An infectious disease caused by a virus, myxovirus influenzae, an infectious agent which generates an infectious disease, transmissible by the respiratory route, via the spit, or the hands. The flu has a particularity, a very rapid incubation rate. Barely two days after being in contact with a flu patient, you can present the picture of the disease. Cold temperatures favor the survival of influenza viruses, which explains why epidemics occur in winter in temperate climates.
What are the symptoms that will immediately lead to a diagnosis of the flu?
After contact with the virus, the patient will present a brutal picture. A few hours later, he will be exhausted, amorphous, with chills, headaches, fever, aches and respiratory signs: runny nose, sore throat, dry cough. The symptoms that definitely indicate the disease revolve around diffuse pain. You can have pain in your joints, back, shoulders, neck. This is associated with photophobia, difficulty tolerating light. Paradoxically, the patient’s clinical examination shows no abnormality, neither in the lungs nor in the throat, no stiffness in the neck either…
The medical descriptions refer to a “V-shaped picture”, can you explain to us?
Indeed, we have long considered this particularity specific to the flu. The patient has a high fever for two days, then it fades, drops and presto, it starts to rise again. It is the thermal curve which presents a V. V as a virus. In reality, the illness does not last more than five days maximum, I would say between two and four days. If the patient is still ill after five days, this means that there is a secondary infection, with an increased risk.

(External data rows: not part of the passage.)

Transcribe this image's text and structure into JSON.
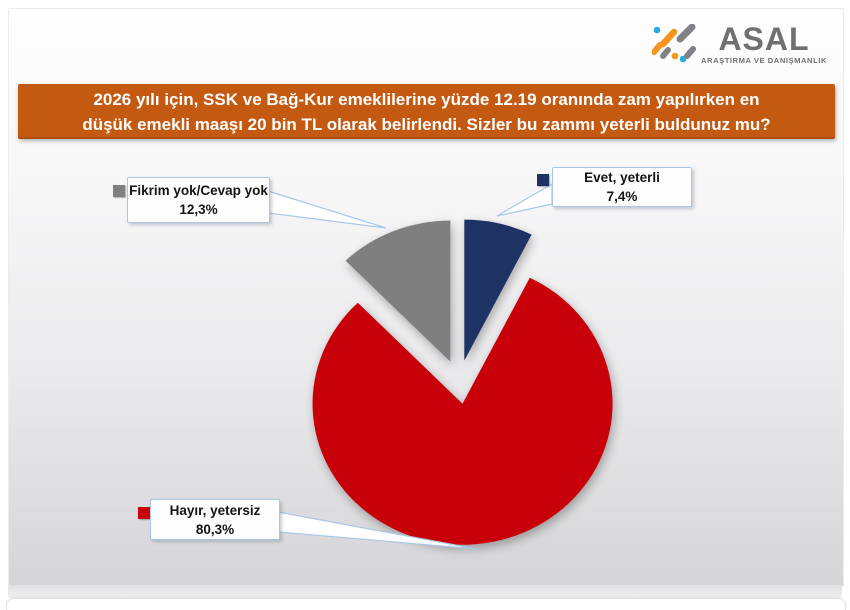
{
  "logo": {
    "name": "ASAL",
    "tagline": "ARAŞTIRMA VE DANIŞMANLIK",
    "icon_colors": {
      "blue": "#29ABE2",
      "orange": "#F7941E",
      "gray": "#808285"
    },
    "text_color": "#6F7073"
  },
  "question_banner": {
    "lines": [
      "2026 yılı için, SSK ve Bağ-Kur emeklilerine yüzde 12.19 oranında zam yapılırken en",
      "düşük emekli maaşı 20 bin TL olarak belirlendi. Sizler bu zammı yeterli buldunuz mu?"
    ],
    "background_color": "#C45911",
    "text_color": "#FFFFFF"
  },
  "chart_data": {
    "type": "pie",
    "title": "",
    "slices": [
      {
        "label": "Evet, yeterli",
        "value": 7.4,
        "display": "7,4%",
        "color": "#1E3263"
      },
      {
        "label": "Hayır, yetersiz",
        "value": 80.3,
        "display": "80,3%",
        "color": "#C8000A"
      },
      {
        "label": "Fikrim yok/Cevap yok",
        "value": 12.3,
        "display": "12,3%",
        "color": "#7F7F7F"
      }
    ],
    "start_angle_deg": 0,
    "direction": "clockwise",
    "exploded": true,
    "labels": "callout boxes with leader lines",
    "value_format": "percent with comma decimal",
    "callout_border_color": "#A9C7E7",
    "callout_fill": "#FFFFFF"
  }
}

Why is the flu virus different from year to year?
Because it mutates regularly, when it passes from host to host. It adapts, it evolves. We had the same problem with the Covid-19 coronavirus. The vaccines had to be adapted accordingly. In fact, the virus mutates on its envelope and the immune capacity acquired the previous season disappears. Hence the interest in getting a vaccine every year, since our immune system becomes naive again…
How are vaccines designed? What benchmarks do laboratories use to know the viral mutation of the coming year?
Vigilance has been established for decades on viruses at the global level. The flu is starting to rage in the Southern Hemisphere, which allows us to anticipate the possibility of a mutation. It’s not entirely accurate. This year, we are facing three influenza viruses, but the most dominant is an A virus, which corresponds to the vaccine produced and distributed here since October.
Who are at risk of being hospitalized due to the flu, or of dying?
Statistics from Public Health France show a number of deaths directly linked to the flu, between 8,100 and 14,400. People at risk are the most vulnerable, either because they are elderly or suffering from chronic illnesses. Babies with pathologies are also exposed.